Afera podsłuchowa - "przykrywka" czy przełom?

  W dniu 16.06  Joanna Lichocka napisała w tekście "Bezpieczne bujanie układem", opublikowanym w portalu Niezalezna.pl:

  "Wydaje się, że taśmy mają inne, kapitalne znaczenie – przykrywają to, co w Sejmie ujawnił Mariusz Kamiński, a co było tak wstrząsającą informacją o ośmiornicy oplatającej państwo, że niektórzy posłowie koalicji, by być uczciwymi, zagłosowali inaczej, niż chciał Tusk. Co to było? – nikt tym już się nie zajmuje. Kryją też inne rzeczy – sprawę Ciechu sprzedanego Janowi Kulczykowi za jedną czwartą rocznych dochodów przedsiębiorstwa czy skandali wokół GPW. Być może ktoś buja układem, ale czyni to tak, by premier nie wypadł za burtę."  /TUTAJ/.

  Z ostatniego zdania wycofała się cztery dni póżniej stwierdzając  /TUTAJ/:  "Gdy kilka dni temu napisałam, że sprawa taśm nie uderzy silnie w Donalda Tuska – myliłam się.".  Doceniała jednak rolę sprawy taśm jako "przykrywki".  W rozmowie z prof. Zybertowiczem, która ukazała się w ostatnim numerze "Gazety Polskiej / nr 25/2014/ dodała:  "A o prokuraturze rządzonej przez syna pana Piłata, współpracownika Kwaśniewskiego z SLD, cisza.".

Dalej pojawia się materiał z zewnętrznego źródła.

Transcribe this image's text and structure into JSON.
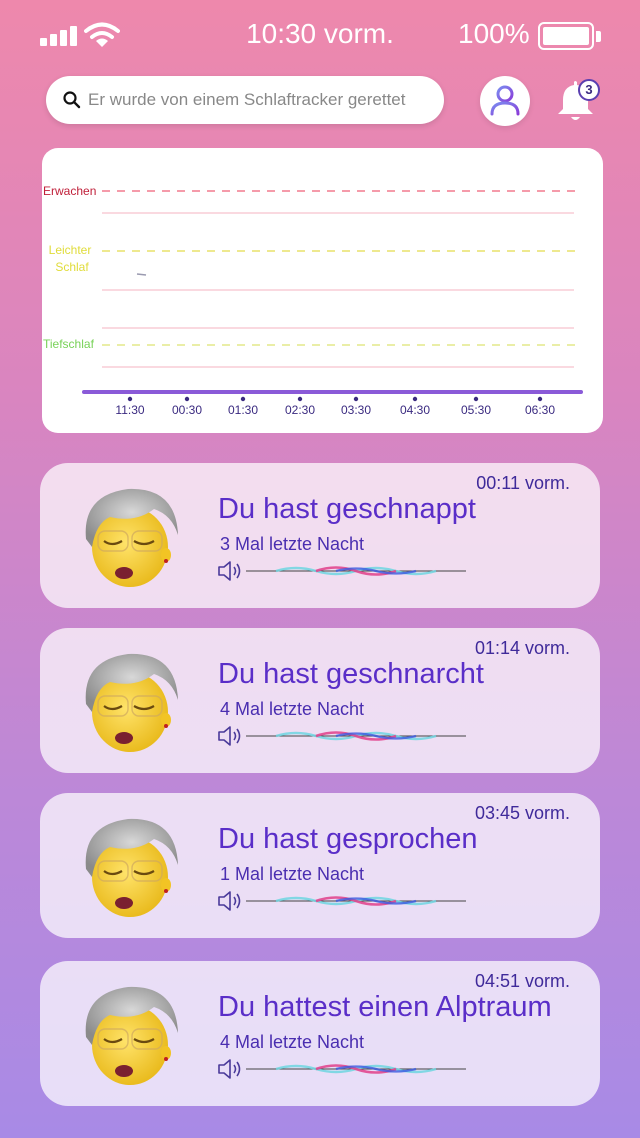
{
  "status_bar": {
    "time": "10:30 vorm.",
    "battery": "100%"
  },
  "header": {
    "search_placeholder": "Er wurde von einem Schlaftracker gerettet",
    "notification_count": "3"
  },
  "sleep_chart": {
    "stage_labels": {
      "awake": "Erwachen",
      "light_line1": "Leichter",
      "light_line2": "Schlaf",
      "deep": "Tiefschlaf"
    },
    "time_ticks": [
      "11:30",
      "00:30",
      "01:30",
      "02:30",
      "03:30",
      "04:30",
      "05:30",
      "06:30"
    ]
  },
  "events": [
    {
      "time": "00:11 vorm.",
      "title": "Du hast geschnappt",
      "subtitle": "3 Mal letzte Nacht"
    },
    {
      "time": "01:14 vorm.",
      "title": "Du hast geschnarcht",
      "subtitle": "4 Mal letzte Nacht"
    },
    {
      "time": "03:45 vorm.",
      "title": "Du hast gesprochen",
      "subtitle": "1 Mal letzte Nacht"
    },
    {
      "time": "04:51 vorm.",
      "title": "Du hattest einen Alptraum",
      "subtitle": "4 Mal letzte Nacht"
    }
  ],
  "colors": {
    "accent": "#5a2ec8",
    "awake_line": "#f27a8e",
    "light_line": "#e8e26a",
    "deep_line": "#a8e28a",
    "timeline": "#8a5ad8"
  },
  "icons": {
    "signal": "cellular-signal-icon",
    "wifi": "wifi-icon",
    "battery": "battery-icon",
    "search": "search-icon",
    "avatar": "user-avatar-icon",
    "bell": "bell-icon",
    "speaker": "speaker-icon",
    "face": "sleeping-face-memoji"
  }
}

  Wczoraj Andrzej Talaga, dziennikarz z zupełnie innego obozu politycznego ubolewał w portalu RP.pl:

  "Kiedy wybuchł i  rozwijał się skandal podsłuchowy, Amerykanie przebazowali do Wielkiej Brytanii bombowce strategiczne B-2 i B-52. Moskwa przerwała dostawy gazu na Ukrainę, zerwała rokowania na poziomie ministrów spraw zagranicznych, do obwodów ługańskiego i donieckiego zaczął zaś napływać z Rosji ciężki sprzęt wojskowy, w tym czołgi i wyrzutnie rakietowe Grad. Polskę odwiedził  w tym czasie dowódca sił lądowych USA, który doglądał manewrów w rejonie Bałtyku z udziałem amerykańskich sił desantowych oraz prawdopodobnie bombowców strategicznych. Dżihadyści w Iraku rozpoczęli ofensywę na Bagdad, opanowując część północnych pól naftowych, a Waszyngton... zaproponował współpracę Iranowi w rozwiązaniu tego problemu.

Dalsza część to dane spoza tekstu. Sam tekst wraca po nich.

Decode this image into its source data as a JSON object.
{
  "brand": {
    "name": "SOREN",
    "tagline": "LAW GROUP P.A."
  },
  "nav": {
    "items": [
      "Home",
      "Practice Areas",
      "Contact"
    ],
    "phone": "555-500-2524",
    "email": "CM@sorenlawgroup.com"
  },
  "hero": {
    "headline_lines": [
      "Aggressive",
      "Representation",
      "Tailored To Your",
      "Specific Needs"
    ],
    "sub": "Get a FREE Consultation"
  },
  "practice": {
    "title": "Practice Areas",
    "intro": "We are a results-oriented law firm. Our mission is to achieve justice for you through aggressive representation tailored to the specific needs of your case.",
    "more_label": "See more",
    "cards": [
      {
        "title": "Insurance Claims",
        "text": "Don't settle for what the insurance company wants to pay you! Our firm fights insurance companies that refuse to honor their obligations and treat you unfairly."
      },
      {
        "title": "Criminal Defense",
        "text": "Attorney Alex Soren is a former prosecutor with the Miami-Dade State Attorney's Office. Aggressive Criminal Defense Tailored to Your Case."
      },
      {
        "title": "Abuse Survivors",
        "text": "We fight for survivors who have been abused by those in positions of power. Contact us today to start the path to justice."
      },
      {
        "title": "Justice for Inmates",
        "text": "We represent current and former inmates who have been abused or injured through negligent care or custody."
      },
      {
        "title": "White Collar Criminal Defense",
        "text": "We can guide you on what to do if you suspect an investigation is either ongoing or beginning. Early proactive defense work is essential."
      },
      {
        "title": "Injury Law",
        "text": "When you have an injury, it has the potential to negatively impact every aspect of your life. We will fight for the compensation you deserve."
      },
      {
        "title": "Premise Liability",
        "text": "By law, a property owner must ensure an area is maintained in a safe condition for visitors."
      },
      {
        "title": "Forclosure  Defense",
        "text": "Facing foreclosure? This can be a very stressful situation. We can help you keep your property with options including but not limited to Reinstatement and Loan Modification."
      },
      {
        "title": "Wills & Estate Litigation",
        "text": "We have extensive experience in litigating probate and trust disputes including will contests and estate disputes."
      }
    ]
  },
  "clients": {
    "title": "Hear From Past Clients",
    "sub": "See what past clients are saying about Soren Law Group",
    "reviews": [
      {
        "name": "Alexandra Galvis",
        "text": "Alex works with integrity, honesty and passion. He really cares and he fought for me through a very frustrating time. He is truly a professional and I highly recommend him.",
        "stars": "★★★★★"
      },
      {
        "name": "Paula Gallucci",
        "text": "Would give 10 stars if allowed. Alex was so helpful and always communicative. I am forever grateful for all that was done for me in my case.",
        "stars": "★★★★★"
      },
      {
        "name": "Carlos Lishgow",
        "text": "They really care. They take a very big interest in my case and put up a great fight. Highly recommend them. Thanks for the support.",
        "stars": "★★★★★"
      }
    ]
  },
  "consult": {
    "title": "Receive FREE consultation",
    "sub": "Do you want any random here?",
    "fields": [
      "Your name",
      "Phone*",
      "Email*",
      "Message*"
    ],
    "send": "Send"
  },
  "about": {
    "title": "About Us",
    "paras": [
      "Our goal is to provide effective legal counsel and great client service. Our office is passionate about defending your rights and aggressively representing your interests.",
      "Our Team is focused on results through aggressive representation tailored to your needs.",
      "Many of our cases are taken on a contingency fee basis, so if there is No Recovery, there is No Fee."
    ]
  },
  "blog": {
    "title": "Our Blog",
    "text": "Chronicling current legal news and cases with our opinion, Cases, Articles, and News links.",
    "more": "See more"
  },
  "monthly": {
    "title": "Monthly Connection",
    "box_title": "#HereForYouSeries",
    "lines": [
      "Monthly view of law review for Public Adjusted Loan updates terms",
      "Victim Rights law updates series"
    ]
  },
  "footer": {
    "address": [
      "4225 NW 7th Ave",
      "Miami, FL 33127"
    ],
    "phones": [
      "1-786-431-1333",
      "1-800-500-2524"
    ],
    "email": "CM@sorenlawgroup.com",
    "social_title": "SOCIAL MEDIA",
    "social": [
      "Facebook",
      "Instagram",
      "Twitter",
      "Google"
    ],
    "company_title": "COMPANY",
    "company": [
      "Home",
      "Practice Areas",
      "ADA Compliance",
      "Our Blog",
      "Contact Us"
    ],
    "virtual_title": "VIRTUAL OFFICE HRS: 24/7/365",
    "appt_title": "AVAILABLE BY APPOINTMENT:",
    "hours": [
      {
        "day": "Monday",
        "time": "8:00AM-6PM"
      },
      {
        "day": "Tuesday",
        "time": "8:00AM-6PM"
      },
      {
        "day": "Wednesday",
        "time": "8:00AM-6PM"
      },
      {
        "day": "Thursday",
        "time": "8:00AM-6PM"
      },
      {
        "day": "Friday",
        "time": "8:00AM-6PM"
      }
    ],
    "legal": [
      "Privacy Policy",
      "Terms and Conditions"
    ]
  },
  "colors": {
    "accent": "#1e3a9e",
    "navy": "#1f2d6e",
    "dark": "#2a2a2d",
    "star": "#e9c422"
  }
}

Powyższe wydarzenia wpłyną na przyszłość państwa polskiego, być może nawet mamy właśnie okazję współuczestniczyć w powstawaniu nowej strategii amerykańskiej, zwanej czarnomorską, która określi parametry bezpieczeństwa w naszej części Europy. Ale przecież wszystko to „ch... dupa i kamieni kupa", by zacytować fragment słynnego nagrania."  /TUTAJ/.

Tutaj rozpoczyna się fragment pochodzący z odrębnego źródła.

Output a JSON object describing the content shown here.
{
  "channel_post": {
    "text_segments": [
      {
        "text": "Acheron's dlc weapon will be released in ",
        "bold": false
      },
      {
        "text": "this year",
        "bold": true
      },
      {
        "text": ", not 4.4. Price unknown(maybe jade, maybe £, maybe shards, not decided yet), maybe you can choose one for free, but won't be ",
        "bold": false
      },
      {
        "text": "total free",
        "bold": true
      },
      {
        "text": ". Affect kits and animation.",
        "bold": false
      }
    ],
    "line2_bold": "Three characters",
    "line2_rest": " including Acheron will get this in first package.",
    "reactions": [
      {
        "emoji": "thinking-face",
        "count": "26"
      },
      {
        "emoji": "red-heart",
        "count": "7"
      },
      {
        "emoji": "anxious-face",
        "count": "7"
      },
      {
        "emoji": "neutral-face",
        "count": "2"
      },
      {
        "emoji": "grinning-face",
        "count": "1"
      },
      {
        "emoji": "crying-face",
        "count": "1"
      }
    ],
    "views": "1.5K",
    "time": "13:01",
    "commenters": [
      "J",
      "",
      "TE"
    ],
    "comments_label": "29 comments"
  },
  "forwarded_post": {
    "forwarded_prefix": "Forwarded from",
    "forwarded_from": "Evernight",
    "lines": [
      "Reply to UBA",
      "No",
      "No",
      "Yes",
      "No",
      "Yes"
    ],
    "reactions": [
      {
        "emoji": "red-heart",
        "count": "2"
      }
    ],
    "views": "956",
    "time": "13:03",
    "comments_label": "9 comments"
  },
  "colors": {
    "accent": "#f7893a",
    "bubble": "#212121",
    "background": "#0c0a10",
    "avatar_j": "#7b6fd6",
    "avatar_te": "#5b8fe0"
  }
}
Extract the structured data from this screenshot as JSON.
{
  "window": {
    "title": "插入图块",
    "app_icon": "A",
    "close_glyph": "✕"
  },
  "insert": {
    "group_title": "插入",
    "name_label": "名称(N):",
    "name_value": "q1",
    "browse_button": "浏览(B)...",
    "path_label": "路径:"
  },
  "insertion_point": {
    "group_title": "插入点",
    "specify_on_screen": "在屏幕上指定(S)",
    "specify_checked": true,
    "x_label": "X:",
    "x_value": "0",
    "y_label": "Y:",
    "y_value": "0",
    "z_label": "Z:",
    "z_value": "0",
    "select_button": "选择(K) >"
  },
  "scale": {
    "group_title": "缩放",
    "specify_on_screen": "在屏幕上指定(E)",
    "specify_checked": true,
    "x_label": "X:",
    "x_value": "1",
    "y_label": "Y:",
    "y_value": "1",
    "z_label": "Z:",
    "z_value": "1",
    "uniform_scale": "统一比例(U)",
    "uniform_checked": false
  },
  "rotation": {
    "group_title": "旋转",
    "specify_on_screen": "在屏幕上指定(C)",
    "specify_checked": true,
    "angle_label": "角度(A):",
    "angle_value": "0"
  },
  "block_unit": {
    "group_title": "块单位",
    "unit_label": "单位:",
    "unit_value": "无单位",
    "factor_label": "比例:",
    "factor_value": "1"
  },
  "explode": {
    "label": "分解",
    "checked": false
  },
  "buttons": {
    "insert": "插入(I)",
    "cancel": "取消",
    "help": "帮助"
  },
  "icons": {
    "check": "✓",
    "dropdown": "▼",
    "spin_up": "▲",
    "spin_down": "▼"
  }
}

  Akurat intencje red. Talagi są dość jasne, wpisuje się on w chór głosów pragnących odwrócić uwagę od matactw PO i skierować ją na inne kwestie: wulgarnego jezyka, akcji ABW, czy machlojek Sławomira Nowaka.  Niemniej absolutne zdominowanie debaty publicznej przez aferę podsłuchową jest nieracjonalne i niebezpieczne.  Trwa ono już tydzień i końca nie widać.  Przypominam, że 24 czerwca zaczyna się posiedzenie Sejmu, na którym ta sprawa na pewno stanie.

 Coż jednak na to poradzić, jeśli wciąż pojawiają się nowe sensacje?  Dziś /21.06/ dowiadujemy się, że:

  "Dziennikarz "Wprost" Michał Majewski umieścił na Twitterze fragment rozmowy byłego rzecznika rządu Pawła Grasia z szefem PKN Orlen. Materiał ukaże się najprawdopodobniej w najnowszym numerze tygodnika "Wprost". …..”Jeszcze tym oddzieleniem [funkcji ministra i Prokuratora Generalnego - red.] dopomogliśmy. Także właściwie wiesz, żadnych środków sobie państwo nie zostawiło, żeby oddziaływać - mówi w opublikowanym fragmencie Graś (nawiązuje do rozdzielenia urzędu ministra sprawiedliwości i Prokuratora Generalnego - doszło do tego w 2010 roku).- Ja ci powiem też, że po zmianach dużo lepiej się współpracuje z ABW, zupełnie inny klimat. Już nie ma szukania, chodzenia, knucia, szczucia. Tylko jest normalna współpraca, jak coś potrzebują - odpowiada prezes Orlenu „  /TUTAJ/.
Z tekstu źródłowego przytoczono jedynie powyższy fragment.